Langkah Agung Sedayu tertegun
ketika ia melihat dari sela-sela pintu biliknya, Glagah Putih masih duduk di
pembaringannya. Bahkan seakan-akan ia sedang merenungi sesuatu yang penting
baginya.
Sambil mendorong pintu ke
samping Agung Sedayu menjengukkan kepalanya. Dengan nada datar ia bertanya,
“Kau belum tidur?”
Glagah Putih menggeleng.
“Jadi kau masih duduk di situ
sejak sore?”
“Aku sudah tidur,“ jawabnya
kemudian, “tetapi aku terbangun oleh suara cambuk kakang Agung Sedayu.”
Agung Sedayu mengerutkan
keningnya. Kemudian ia-pun bertanya, “Kenapa kau tahu bahwa bunyi cambuk itu
adalah cambukku? Bukan cambuk Kiai Gringsing.”
“Kenapa Kiai Gringsing
bermain-main dengan cambuk lewat tengah malam seperti ini jika tidak ada
kepentingan apapun juga ?”
“Kenapa dengan aku?”
“Kakang tentu sedang berlatih.
Ketika aku menjenguk, aku melihat lampu di sanggar masih menyala terang
benderang.”
Agung Sedayu tersenyum.
Katanya, “Kau memang cerdik. Tidurlah. Besok kau mendapat kesempatan untuk
berlatih bersamaku.”
Glagah Putih tidak menyahut.
Namun iapun kemudian membaringkan dirinya ketika Agung Sedayu meninggalkannya
sambil menutup pintu biliknya.
Meskipun demikian ia masih
sempat bertanya, “Kau tidur dimana Kakang?”
Dari balik pintu Agung Sedayu
menjawab, “Aku tidur di belakang.”
“Apakah anak-anak di belakang
juga terbangun ?”
“Aku tidak tahu,“ jawab Agung
Sedayu.
Glagah Putih tidak bertanya
lagi. Sejenak ia mencoba mendengarkan desir langkah Agung Sedayu. Ketika ia
tidak dapat mendengar apapun juga, maka iapun mencoba untuk memejamkan matanya.

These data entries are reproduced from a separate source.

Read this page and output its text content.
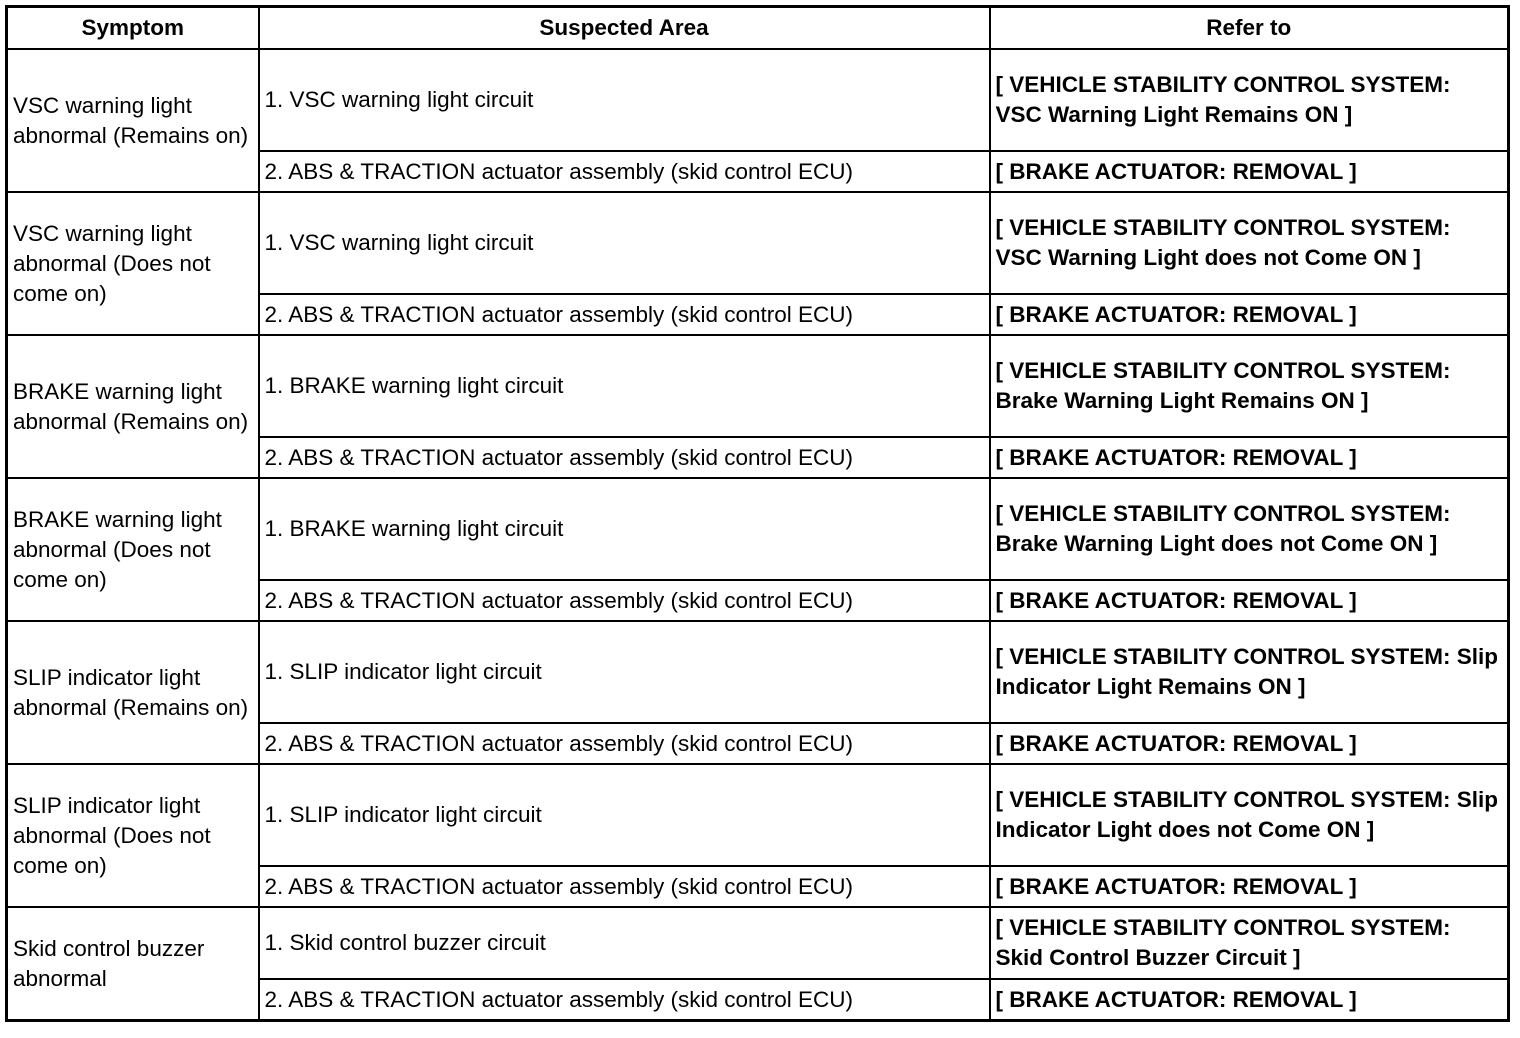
Symptom	Suspected Area	Refer to
VSC warning light abnormal (Remains on)	1. VSC warning light circuit	[ VEHICLE STABILITY CONTROL SYSTEM: VSC Warning Light Remains ON ]
	2. ABS & TRACTION actuator assembly (skid control ECU)	[ BRAKE ACTUATOR: REMOVAL ]
VSC warning light abnormal (Does not come on)	1. VSC warning light circuit	[ VEHICLE STABILITY CONTROL SYSTEM: VSC Warning Light does not Come ON ]
	2. ABS & TRACTION actuator assembly (skid control ECU)	[ BRAKE ACTUATOR: REMOVAL ]
BRAKE warning light abnormal (Remains on)	1. BRAKE warning light circuit	[ VEHICLE STABILITY CONTROL SYSTEM: Brake Warning Light Remains ON ]
	2. ABS & TRACTION actuator assembly (skid control ECU)	[ BRAKE ACTUATOR: REMOVAL ]
BRAKE warning light abnormal (Does not come on)	1. BRAKE warning light circuit	[ VEHICLE STABILITY CONTROL SYSTEM: Brake Warning Light does not Come ON ]
	2. ABS & TRACTION actuator assembly (skid control ECU)	[ BRAKE ACTUATOR: REMOVAL ]
SLIP indicator light abnormal (Remains on)	1. SLIP indicator light circuit	[ VEHICLE STABILITY CONTROL SYSTEM: Slip Indicator Light Remains ON ]
	2. ABS & TRACTION actuator assembly (skid control ECU)	[ BRAKE ACTUATOR: REMOVAL ]
SLIP indicator light abnormal (Does not come on)	1. SLIP indicator light circuit	[ VEHICLE STABILITY CONTROL SYSTEM: Slip Indicator Light does not Come ON ]
	2. ABS & TRACTION actuator assembly (skid control ECU)	[ BRAKE ACTUATOR: REMOVAL ]
Skid control buzzer abnormal	1. Skid control buzzer circuit	[ VEHICLE STABILITY CONTROL SYSTEM: Skid Control Buzzer Circuit ]
	2. ABS & TRACTION actuator assembly (skid control ECU)	[ BRAKE ACTUATOR: REMOVAL ]
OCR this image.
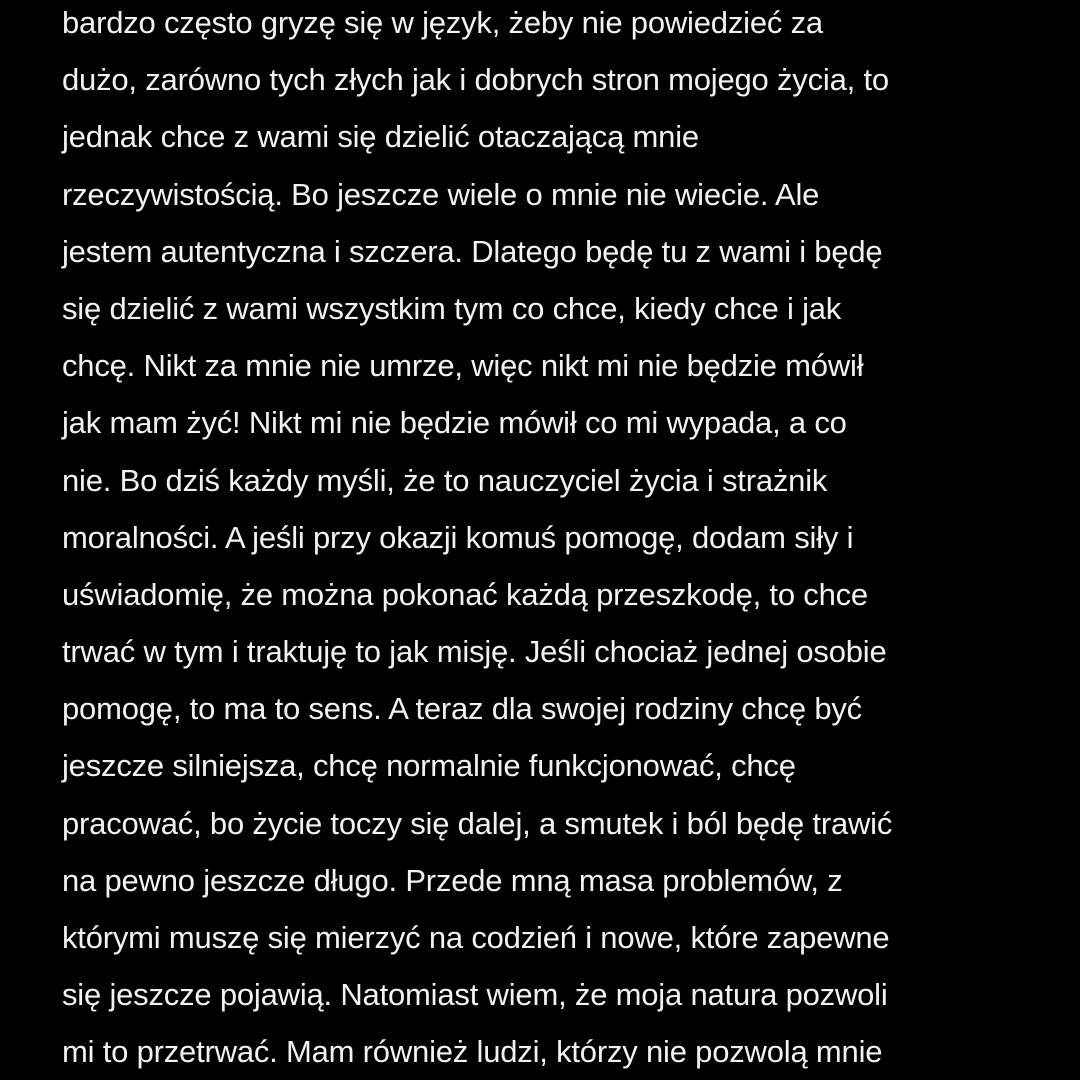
bardzo często gryzę się w język, żeby nie powiedzieć za
dużo, zarówno tych złych jak i dobrych stron mojego życia, to
jednak chce z wami się dzielić otaczającą mnie
rzeczywistością. Bo jeszcze wiele o mnie nie wiecie. Ale
jestem autentyczna i szczera. Dlatego będę tu z wami i będę
się dzielić z wami wszystkim tym co chce, kiedy chce i jak
chcę. Nikt za mnie nie umrze, więc nikt mi nie będzie mówił
jak mam żyć! Nikt mi nie będzie mówił co mi wypada, a co
nie. Bo dziś każdy myśli, że to nauczyciel życia i strażnik
moralności. A jeśli przy okazji komuś pomogę, dodam siły i
uświadomię, że można pokonać każdą przeszkodę, to chce
trwać w tym i traktuję to jak misję. Jeśli chociaż jednej osobie
pomogę, to ma to sens. A teraz dla swojej rodziny chcę być
jeszcze silniejsza, chcę normalnie funkcjonować, chcę
pracować, bo życie toczy się dalej, a smutek i ból będę trawić
na pewno jeszcze długo. Przede mną masa problemów, z
którymi muszę się mierzyć na codzień i nowe, które zapewne
się jeszcze pojawią. Natomiast wiem, że moja natura pozwoli
mi to przetrwać. Mam również ludzi, którzy nie pozwolą mnie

Di pagi harinya, Agung Sedayu,
Glagah Putih dan tiga orang yang menyatakan dirinya menjadi cantrik di
padepokan itupun sibuk menimbun lubang yang membujur di lantai sanggar
padepokan kecil itu. Dengan herannya mereka bertanya, kenapa di dalam sanggar
itu tiba-tiba saja telah terjadi lubang yang panjang itu.
Tetapi Agung Sedayu tidak
mengatakan bahwa lubang itu adalah bekas lecutan cambuknya yang didasari dengan
kekuatan yang luar biasa.
Dalam pada itu, Kiai Gringsing
yang didesak oleh keinginannya melihat kemajuan muridnya yang seorang lagi,
telah bersiap-siap. Ketika Agung Sedayu dan Glagah Putih kemudian selesai
dengan pekerjaannya menimbuni lubang di dalam sanggar itu, maka Kiai
Gringsing-pun minta diri kepada mereka.
“Berapa lama guru berada di
Sangkal Putung? “ bertanya Agung Sedayu.
“Aku pernah pergi ke Sangkal
Putung dan tidak bermalam di sana. Tetapi karena kini kau ada, maka aku tidak
segan-segan meninggalkan Ki Waskita dan bermalam di Sangkal Putung barang satu
dua malam.“
Agung Sedayu
mengangguk-angguk, sementara Kiai Gringsing melanjutkan, “Aku titipkan seisi
padepokan ini kepada Ki Waskita.”
Ki Waskita tersenyum.
Jawabnya, “Jadi aku masih belum berkesempatan untuk pulang meskipun aku sudah
lama sekali meninggalkan rumah dan pekerjaanku.“
Kiai Gringsingpun tersenyum
pula. Katanya, “Hanya untuk satu atau dua malam.”
Akhirnya seisi padepokan
itupun mengantar Kiai Gringsing sampai ke pintu gerbang dan mengikuti derap
kudanya sampai hilang di tikungan dengan tatapan mata.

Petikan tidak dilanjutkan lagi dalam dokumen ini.